An den Wanderer: Es ist über einen Monat her, seit ich mein Heim verlassen habe und nach Westen aufgebrochen b…
An den Wanderer:
Es ist über einen Monat her, seit ich mein Heim verlassen habe und nach Westen aufgebrochen bin. Alles, was ich auf dem Weg gesehen habe, hat in mir tiefe gemischte Gefühle hinterlassen.
In Kaifeng ist die Festhalle die ganze Nacht hell erleuchtet und widerhallt von endlosen Liedern. Doch gleich um die Ecke im Verlassenen Bezirk kauern hungernde Menschen, kaum bekleidet, im eisigen Wind.

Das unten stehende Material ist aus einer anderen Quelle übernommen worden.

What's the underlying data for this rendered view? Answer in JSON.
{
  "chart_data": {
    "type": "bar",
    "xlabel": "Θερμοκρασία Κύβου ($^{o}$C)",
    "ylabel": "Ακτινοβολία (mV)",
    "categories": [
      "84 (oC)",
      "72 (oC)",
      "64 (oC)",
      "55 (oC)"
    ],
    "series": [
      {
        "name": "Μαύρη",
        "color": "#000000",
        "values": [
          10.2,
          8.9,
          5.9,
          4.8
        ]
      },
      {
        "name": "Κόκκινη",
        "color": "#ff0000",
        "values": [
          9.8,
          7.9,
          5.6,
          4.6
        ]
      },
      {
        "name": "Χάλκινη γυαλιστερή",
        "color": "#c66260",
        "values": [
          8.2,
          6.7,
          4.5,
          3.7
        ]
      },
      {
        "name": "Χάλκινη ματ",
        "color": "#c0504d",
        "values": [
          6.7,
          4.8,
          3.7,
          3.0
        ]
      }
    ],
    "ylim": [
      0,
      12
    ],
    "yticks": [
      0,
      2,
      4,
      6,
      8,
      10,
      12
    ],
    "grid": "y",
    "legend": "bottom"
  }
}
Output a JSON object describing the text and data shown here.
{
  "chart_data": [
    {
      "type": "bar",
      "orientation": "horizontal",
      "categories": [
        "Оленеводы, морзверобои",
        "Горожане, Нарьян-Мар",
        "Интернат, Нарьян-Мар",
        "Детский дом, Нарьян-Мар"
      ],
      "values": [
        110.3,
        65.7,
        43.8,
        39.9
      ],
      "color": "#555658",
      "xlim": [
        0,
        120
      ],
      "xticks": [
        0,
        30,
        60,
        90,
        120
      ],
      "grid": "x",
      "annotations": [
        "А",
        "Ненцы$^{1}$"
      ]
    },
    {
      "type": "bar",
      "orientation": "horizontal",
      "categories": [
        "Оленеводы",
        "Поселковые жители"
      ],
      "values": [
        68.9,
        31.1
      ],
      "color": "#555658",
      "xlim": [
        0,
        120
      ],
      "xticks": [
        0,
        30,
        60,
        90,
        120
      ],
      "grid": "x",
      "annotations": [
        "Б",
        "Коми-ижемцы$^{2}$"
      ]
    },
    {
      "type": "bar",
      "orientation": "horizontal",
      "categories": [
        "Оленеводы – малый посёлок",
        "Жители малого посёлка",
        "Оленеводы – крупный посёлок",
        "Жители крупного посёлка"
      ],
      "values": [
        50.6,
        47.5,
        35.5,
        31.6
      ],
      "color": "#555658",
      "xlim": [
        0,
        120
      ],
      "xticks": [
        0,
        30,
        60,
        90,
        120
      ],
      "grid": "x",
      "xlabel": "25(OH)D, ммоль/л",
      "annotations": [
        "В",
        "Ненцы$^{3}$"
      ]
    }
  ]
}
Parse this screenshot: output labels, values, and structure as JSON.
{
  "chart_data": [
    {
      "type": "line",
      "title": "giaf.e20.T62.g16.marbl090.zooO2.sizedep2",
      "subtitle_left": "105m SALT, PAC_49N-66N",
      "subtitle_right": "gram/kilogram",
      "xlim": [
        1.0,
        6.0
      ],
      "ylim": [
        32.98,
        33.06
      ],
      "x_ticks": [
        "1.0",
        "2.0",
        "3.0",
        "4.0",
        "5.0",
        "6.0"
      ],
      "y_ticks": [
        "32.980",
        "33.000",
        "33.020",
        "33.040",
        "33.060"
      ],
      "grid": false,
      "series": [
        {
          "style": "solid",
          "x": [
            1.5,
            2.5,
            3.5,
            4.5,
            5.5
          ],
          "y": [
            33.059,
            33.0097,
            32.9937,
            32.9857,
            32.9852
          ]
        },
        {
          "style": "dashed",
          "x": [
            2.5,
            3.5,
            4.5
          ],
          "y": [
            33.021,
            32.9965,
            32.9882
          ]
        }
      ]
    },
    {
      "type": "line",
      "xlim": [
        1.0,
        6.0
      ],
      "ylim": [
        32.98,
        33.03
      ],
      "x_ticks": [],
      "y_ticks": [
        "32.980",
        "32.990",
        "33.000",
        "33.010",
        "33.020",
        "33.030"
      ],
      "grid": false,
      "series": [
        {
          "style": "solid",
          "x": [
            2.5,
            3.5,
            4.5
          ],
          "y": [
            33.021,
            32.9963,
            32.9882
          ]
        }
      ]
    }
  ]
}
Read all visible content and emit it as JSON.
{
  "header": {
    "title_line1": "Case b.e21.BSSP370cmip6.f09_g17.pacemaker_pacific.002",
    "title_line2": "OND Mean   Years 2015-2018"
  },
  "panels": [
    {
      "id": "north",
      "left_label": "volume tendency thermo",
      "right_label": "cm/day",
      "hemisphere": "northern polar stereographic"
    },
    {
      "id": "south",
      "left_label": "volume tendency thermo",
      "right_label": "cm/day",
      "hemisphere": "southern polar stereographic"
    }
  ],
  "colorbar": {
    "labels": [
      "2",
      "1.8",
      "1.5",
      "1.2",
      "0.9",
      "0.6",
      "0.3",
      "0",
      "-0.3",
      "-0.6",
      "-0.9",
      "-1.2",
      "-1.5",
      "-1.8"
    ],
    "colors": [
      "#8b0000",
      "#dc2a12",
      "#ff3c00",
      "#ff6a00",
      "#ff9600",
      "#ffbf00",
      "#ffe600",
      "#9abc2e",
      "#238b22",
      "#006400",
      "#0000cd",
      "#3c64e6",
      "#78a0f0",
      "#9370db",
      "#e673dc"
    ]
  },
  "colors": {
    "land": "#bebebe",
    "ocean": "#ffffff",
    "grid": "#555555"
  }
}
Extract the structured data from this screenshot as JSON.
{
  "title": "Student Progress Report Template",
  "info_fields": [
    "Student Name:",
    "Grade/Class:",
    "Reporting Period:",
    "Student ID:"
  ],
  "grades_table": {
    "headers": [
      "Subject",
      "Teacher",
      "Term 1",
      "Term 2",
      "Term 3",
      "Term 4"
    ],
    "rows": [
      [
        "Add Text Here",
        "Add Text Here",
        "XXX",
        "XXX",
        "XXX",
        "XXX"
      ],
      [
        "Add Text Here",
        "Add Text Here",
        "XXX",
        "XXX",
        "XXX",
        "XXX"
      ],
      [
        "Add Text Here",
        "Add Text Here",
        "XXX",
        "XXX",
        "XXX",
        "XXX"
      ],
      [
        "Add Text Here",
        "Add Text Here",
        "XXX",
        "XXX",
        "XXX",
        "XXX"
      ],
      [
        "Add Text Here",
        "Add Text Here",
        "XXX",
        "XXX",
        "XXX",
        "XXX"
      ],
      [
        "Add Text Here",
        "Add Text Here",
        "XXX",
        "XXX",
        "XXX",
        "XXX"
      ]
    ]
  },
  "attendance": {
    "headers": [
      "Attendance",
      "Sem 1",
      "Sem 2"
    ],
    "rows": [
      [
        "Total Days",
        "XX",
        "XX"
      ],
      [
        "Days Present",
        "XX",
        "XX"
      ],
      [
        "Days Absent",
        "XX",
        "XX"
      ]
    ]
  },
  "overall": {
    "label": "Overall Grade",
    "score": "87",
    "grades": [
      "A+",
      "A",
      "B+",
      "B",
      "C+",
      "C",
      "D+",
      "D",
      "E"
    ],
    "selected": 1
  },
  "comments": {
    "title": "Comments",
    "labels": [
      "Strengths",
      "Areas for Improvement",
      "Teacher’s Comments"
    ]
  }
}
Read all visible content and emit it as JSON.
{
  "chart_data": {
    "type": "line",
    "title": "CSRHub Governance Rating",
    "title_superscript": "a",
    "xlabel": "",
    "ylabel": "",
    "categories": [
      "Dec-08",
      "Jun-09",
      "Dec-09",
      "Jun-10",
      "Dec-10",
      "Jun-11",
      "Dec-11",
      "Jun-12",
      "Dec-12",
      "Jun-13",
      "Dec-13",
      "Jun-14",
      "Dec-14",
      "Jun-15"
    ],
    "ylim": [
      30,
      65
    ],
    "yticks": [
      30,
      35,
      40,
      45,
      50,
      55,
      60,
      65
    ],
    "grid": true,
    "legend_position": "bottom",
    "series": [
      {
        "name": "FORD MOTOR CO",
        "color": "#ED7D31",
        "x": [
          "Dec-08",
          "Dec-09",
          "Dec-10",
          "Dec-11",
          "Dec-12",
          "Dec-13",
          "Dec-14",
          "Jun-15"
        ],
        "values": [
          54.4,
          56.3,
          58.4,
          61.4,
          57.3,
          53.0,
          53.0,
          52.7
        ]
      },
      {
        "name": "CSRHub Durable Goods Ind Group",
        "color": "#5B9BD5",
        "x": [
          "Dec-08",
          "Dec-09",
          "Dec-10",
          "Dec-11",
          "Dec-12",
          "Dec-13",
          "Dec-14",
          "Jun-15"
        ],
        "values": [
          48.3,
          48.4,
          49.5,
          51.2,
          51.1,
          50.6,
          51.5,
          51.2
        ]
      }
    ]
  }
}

Am Jinming-Pool erfüllte mich der Anblick der majestätischen kaiserlichen Kriegsschiffe mit Inspiration. Doch als ich den Nebelschleier-Wald erreichte, hörte ich die Jungen und Alten über den giftigen Nebel weinen, der die meisten Häuser leer zurückgelassen hat.
Der krass Gegensatz dieser Szenen hat meinen Geist zutiefst beunruhigt... Ich kann nur seufzen, dass unter dem Glanz dieses wohlhabenden Zeitalters verborgene Wunden noch immer eitern. Nach Jahren des Trainierens der Kampfkünste wünschte ich, ich könnte die Mo-Klinge in meiner Hand nutzen, um dieses giftige Miasma zu leeren und diese Krise gemeinsam mit anderen Helden der Welt der Kampfkünste zu lösen.
Mit solchen Gedanken belastet, griff ich zur Feder, um zu schreiben, doch ich weiß nicht, was ich sagen soll.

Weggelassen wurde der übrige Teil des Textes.